Я сказал, что вопросов нет. Просто я хотел повидать его после всего, что слышал о нем. И пересказал услышанное. Может быть, он еще что-нибудь расскажет о своей, в сущности, необычной деятельности.

— Почему же необычной? Врач при всех условиях врач, — оглядел он меня довольно строго. — Послали нас сюда с женой на четыре года, но пробыли мы значительно больше. Так получилось. А что касается разговоров обо мне, так тут есть нечто от легенды. Кстати, этого охотника, о котором вам пастор рассказывал, не я оперировал. И, если уж на то пошло, его оперировал действительно московский доктор. А мне этот титул присвоили вовсе незаслуженно. В Москве я никогда не работал и не жил. Вероятно, особого значения это не имеет, но, если вы захотите написать, может получиться претенциозно. И неверно. Лучше мы познакомим вас с действительно московским доктором, с тем, кто делал ту операцию. У нас к тому же не один московский доктор, а целых два… Гиня, — повернулся он к Виргинии, позови, пожалуйста, Горация.

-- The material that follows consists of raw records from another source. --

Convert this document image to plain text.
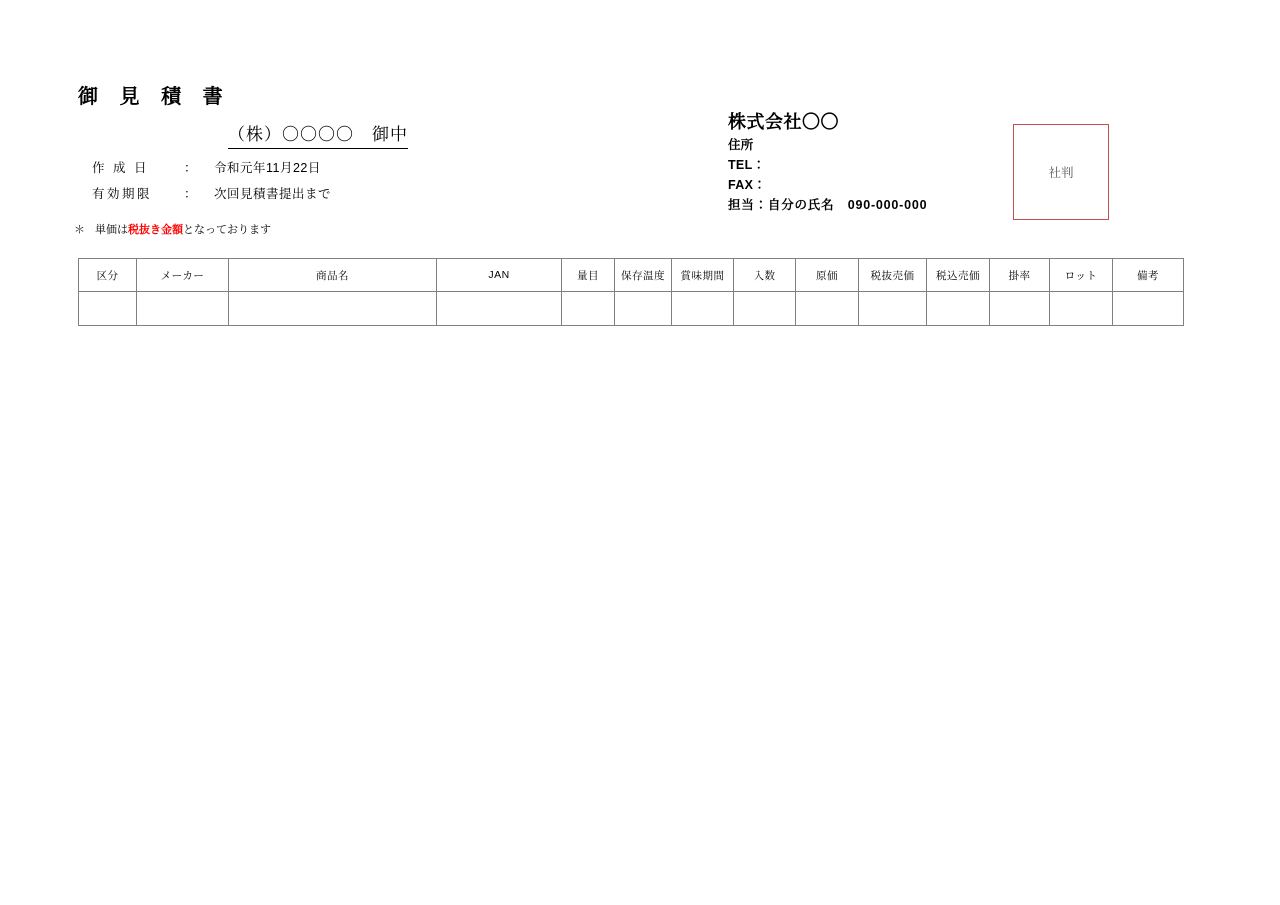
御 見 積 書
（株）〇〇〇〇　御中
作 成 日	：	令和元年11月22日
有効期限	：	次回見積書提出まで
＊ 単価は税抜き金額となっております
株式会社〇〇
住所
TEL：
FAX：
担当：自分の氏名　090-000-000
社判
区分	メーカー	商品名	JAN	量目	保存温度	賞味期間	入数	原価	税抜売価	税込売価	掛率	ロット	備考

В вестибюль минут пять спустя вошел стройный темнокожий молодой человек с черными курчавыми волосами.

— Вы звали меня, доктор Ермаков?

— Вот это московский доктор, — показал на него Василий Митрофанович. Они с братом учились и кончили в Москве. А я всего-навсего в Томске. Тут вспоминают, Гораций, как ты в прошлом году оперировал того охотника из Маран-бье…

— Да, — кивнул Гораций. — К сожалению, не весьма удачная операция. Ему еще придется приехать к нам.

— А девочку ту на дыхательных путях действительно оперировал я, сказал доктор Ермаков. — И про кондитера с тортом это тоже верно. Чудак такой. И он меня московским доктором называл. Ничего обидного в этом, естественно, нет. Даже лестно. Но получается, как бы чужую славу присваиваю. В Москве я был всего один раз, нет, извините, два. И жена у меня почти что москвичка: училась в Москве. А под Москвой мы вот с ним, впервые он будто случайно заметил моего спутника, — крепко побывали в сорок первом, осенью. Точнее, под Можайском. И одинаково нам попало по ногам. Ему, кажется, без серьезных последствий, а я месяцев пять пролежал в Саратове в госпитале. Чересчур способные студенты так прооперировали, до сих пор прихрамываю. Да бог с ними. Не так уж много и прихрамывать осталось. Скоро собираться.

— Куда?

— Ну куда мы все в конце концов собираемся.

Гораций засмеялся.

— Доктор Ермаков, что это? Вы сегодня не в своем, как это, не в своем оптимизме…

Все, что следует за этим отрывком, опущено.